Eric Wong [Sat, 24 Apr 2021 10:23:30 +0000 (10:23 +0000)]
extindex: --gc: use escape pathnames for SQL LIKE properly
This allows us to handle odd inboxes w/o a newsgroup configured
if they also make the strange choice of having backslashes in
their path name. Also, ensure we use case-sensitive LIKE, since
case-insensitive FSes are not worth supporting.
Eric Wong [Sat, 24 Apr 2021 09:28:46 +0000 (09:28 +0000)]
lei import: keep sync info for Maildir and IMAP folders
We aren't using it, yet, but the plan is to be able to use
this information to propagate keyword changes back to IMAP
and Maildir folders using some to-be-implemented command.
"lei inspect" is a half-baked new command to make testing this
change easier. It will be updated to support more SQLite+Xapian
introspection duties in the future, including public-inbox
things independent of lei.
Eric Wong [Fri, 23 Apr 2021 08:06:12 +0000 (04:06 -0400)]
lei_to_mail: cwd-agnostic Maildir wakeup
Since we don't have *at() syscalls readily available to us,
lei-daemon may call ->poke_dst in the wrong relative directory.
Despite not having *at() syscalls, we can still capture the
"$MAILDIR/cur" directory handle at pre_augment time so we can
reliably call futimes(2) on it using the `utime' perlop.
Eric Wong [Fri, 23 Apr 2021 07:28:15 +0000 (07:28 +0000)]
net_reader: restart on first UID when UIDVALIDITY changes
In other words, treat the same IMAP folder with a different
UIDVALIDITY as a completely different folder. If the UIDVALIDITY
changes, we can start from UID=1 without falling behind or
losing data. If the UIDVALIDITY gets reset to a previously
known-good message, we can still resume where we left off
before the first UIDVALIDITY change.
This affects public-inbox-watch and "lei import"

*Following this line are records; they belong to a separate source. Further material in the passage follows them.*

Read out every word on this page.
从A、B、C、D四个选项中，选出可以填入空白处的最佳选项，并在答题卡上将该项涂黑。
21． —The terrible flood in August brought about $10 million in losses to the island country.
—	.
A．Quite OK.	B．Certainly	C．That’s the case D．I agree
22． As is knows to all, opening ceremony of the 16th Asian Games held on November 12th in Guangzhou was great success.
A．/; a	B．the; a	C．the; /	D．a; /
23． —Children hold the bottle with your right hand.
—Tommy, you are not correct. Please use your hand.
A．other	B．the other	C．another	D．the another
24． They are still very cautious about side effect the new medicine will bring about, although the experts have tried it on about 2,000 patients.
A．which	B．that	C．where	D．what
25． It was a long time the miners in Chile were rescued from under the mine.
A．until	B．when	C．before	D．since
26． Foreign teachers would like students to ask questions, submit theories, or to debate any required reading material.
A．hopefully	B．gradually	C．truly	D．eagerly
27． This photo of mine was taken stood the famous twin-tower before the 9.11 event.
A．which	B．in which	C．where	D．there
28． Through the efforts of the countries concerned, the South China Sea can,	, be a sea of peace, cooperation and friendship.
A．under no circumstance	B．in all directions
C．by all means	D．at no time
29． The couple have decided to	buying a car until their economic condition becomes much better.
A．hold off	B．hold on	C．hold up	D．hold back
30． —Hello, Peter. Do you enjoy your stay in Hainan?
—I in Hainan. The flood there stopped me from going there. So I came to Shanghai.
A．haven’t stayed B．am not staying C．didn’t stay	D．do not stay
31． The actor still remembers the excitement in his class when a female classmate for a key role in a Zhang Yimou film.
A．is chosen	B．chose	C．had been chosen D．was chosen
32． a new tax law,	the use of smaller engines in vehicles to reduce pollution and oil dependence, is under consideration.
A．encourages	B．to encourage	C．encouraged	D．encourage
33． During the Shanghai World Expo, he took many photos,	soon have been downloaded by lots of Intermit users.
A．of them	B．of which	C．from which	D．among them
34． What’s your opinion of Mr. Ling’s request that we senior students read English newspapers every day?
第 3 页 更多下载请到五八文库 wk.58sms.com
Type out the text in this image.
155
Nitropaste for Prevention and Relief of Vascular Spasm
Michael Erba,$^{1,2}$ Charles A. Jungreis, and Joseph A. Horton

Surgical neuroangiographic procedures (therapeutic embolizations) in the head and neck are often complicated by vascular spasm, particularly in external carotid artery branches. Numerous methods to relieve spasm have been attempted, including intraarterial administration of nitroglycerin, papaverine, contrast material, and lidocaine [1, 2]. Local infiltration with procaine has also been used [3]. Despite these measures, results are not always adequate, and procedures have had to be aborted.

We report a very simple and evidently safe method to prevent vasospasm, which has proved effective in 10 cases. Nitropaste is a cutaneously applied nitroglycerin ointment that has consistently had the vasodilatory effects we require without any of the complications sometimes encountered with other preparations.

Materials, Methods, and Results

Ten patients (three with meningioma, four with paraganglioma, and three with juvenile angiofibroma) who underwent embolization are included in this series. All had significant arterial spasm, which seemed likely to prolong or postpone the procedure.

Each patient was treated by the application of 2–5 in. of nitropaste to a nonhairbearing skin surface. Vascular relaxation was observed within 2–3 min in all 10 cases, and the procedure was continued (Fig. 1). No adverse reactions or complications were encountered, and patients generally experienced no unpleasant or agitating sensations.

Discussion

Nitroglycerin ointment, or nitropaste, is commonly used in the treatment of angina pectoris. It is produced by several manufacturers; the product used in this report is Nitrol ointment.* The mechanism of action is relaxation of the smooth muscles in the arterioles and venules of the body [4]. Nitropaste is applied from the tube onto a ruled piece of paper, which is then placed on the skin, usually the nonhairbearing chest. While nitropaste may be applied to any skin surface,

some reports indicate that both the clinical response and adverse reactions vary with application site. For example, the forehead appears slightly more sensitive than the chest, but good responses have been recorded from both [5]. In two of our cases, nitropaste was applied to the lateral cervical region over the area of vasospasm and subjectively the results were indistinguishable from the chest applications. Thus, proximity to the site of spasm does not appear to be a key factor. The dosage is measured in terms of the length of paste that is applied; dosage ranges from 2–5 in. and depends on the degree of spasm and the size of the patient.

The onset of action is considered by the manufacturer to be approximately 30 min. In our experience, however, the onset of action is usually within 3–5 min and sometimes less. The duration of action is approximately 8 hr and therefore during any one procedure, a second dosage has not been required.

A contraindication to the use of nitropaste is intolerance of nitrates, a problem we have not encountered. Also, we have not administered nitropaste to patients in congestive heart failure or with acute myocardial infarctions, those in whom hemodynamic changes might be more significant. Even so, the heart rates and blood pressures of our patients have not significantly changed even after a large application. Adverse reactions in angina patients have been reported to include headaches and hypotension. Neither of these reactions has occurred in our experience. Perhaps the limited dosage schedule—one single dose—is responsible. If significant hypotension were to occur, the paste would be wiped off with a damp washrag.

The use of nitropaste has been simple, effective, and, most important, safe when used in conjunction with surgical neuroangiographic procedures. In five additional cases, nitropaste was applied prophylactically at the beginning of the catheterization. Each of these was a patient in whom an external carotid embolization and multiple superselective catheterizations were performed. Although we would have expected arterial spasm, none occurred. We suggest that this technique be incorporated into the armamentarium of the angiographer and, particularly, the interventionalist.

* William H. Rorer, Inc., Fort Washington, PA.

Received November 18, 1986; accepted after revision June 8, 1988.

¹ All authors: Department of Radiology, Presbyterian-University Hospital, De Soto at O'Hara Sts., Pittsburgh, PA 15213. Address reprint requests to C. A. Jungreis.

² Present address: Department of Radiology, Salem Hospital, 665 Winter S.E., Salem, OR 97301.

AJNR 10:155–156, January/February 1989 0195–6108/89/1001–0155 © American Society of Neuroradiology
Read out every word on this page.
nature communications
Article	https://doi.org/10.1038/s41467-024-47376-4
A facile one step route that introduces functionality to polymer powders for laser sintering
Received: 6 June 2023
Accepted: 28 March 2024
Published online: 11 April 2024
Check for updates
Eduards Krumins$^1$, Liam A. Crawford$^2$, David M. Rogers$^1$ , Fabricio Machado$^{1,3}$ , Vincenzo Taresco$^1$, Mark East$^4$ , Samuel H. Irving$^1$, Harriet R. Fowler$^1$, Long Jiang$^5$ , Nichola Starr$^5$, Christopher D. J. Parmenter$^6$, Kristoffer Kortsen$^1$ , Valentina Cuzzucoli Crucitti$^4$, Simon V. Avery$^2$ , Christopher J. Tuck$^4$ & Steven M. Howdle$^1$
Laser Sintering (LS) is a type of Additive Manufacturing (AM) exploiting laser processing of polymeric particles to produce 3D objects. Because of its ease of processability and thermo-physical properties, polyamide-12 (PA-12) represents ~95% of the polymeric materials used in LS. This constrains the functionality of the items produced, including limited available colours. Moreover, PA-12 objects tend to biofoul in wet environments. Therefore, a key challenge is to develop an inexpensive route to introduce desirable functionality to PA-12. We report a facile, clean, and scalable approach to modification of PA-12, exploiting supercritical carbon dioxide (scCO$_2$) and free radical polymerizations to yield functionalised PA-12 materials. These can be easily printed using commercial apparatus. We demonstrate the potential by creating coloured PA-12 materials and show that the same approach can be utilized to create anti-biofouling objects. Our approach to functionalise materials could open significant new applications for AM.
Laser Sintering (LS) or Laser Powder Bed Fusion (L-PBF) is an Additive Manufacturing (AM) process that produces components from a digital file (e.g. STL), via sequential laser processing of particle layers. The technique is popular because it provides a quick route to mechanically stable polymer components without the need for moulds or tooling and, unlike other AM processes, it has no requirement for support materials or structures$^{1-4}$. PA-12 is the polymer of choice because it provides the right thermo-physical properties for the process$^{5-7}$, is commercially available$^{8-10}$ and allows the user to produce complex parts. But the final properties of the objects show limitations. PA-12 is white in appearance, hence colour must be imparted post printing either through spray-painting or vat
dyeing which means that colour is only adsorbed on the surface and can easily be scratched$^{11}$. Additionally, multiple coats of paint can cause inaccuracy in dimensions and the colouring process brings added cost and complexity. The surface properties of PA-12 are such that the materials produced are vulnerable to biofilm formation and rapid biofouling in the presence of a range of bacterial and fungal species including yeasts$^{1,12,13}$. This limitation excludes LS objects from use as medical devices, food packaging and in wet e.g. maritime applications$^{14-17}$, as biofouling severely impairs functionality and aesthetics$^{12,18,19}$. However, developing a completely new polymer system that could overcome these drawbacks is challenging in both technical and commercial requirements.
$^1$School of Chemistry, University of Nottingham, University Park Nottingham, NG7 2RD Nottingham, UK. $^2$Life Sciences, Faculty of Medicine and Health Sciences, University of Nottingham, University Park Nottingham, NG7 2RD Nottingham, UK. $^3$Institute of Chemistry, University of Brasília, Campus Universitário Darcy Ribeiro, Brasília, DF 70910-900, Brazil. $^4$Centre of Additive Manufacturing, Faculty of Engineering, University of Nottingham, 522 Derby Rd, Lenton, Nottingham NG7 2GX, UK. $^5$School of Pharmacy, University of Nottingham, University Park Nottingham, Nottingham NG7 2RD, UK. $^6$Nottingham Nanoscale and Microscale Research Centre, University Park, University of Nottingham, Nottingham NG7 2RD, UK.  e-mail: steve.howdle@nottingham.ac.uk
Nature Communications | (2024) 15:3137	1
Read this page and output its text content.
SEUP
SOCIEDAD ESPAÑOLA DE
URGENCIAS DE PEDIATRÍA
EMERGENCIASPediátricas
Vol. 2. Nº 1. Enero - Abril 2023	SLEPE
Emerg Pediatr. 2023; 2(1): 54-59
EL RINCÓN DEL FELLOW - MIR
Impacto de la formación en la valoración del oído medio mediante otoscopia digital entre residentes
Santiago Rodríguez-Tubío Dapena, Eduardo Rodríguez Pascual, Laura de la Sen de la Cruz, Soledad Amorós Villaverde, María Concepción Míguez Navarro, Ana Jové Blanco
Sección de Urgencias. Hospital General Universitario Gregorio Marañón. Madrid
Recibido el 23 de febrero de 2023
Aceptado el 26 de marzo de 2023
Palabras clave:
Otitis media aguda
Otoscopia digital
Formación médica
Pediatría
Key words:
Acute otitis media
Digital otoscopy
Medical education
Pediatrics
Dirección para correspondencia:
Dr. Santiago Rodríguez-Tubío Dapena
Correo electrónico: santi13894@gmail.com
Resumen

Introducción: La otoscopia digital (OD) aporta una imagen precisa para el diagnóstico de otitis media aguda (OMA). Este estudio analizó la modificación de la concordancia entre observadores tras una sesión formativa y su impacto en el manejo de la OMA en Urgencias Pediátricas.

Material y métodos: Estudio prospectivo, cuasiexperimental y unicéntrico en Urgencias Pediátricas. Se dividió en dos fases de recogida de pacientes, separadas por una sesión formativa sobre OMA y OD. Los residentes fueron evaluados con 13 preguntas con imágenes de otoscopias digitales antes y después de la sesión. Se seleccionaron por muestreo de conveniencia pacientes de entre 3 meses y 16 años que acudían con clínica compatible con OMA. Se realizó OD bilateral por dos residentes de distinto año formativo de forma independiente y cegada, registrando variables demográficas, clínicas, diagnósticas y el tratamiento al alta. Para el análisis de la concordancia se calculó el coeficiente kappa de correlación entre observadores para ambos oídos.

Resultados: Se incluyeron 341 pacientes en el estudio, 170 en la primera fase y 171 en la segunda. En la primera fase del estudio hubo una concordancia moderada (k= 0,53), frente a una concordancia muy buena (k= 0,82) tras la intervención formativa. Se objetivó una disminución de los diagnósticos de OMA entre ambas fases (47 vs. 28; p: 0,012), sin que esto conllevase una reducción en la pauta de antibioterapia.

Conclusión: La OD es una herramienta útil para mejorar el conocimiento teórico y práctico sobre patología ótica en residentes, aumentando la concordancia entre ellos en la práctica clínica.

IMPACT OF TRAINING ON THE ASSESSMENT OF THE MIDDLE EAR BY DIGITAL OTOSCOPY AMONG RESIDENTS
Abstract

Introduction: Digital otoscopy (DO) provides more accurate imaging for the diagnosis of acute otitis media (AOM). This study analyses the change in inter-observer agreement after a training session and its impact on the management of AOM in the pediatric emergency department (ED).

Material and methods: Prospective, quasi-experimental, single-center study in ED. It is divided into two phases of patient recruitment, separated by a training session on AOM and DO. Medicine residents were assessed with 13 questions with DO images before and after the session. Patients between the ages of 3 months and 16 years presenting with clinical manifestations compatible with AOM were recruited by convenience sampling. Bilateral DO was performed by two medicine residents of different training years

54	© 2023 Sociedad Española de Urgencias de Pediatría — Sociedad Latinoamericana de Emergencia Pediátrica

One potential downside of this is for rare altid users, but
that's mainly intended for NNTP article numbers which are/were
often publicized; not IMAP UIDs which are rarely publicized.
The other potential downside is bandwidth waste in in the rare
case UIDVALIDITY changes while IMAP folder contents remain
unchanged. There's no extra storage used due to existing
(v1|v2|lei/store) deduplication mechanisms.
Before this change, we were matching offlineimap behavior and
stopped synching an IMAP folder when its UIDVALIDITY changed.
offlineimap behavior made sense for IMAP <=> Maildir
synchronization since Maildirs had no sense of UIDVALIDITY and
could only rely on name mapping.
Eric Wong [Fri, 23 Apr 2021 01:45:13 +0000 (01:45 +0000)]
lei up: support symlinked pathnames
On my default FreeBSD 11.x system, "/home" is a symlink to
"/usr/home", which causes "lei up" path resolution to fail when
I use outputs in $HOME. Fall back to a slow path of globbing
and matching pathnames based on st_ino+st_dev.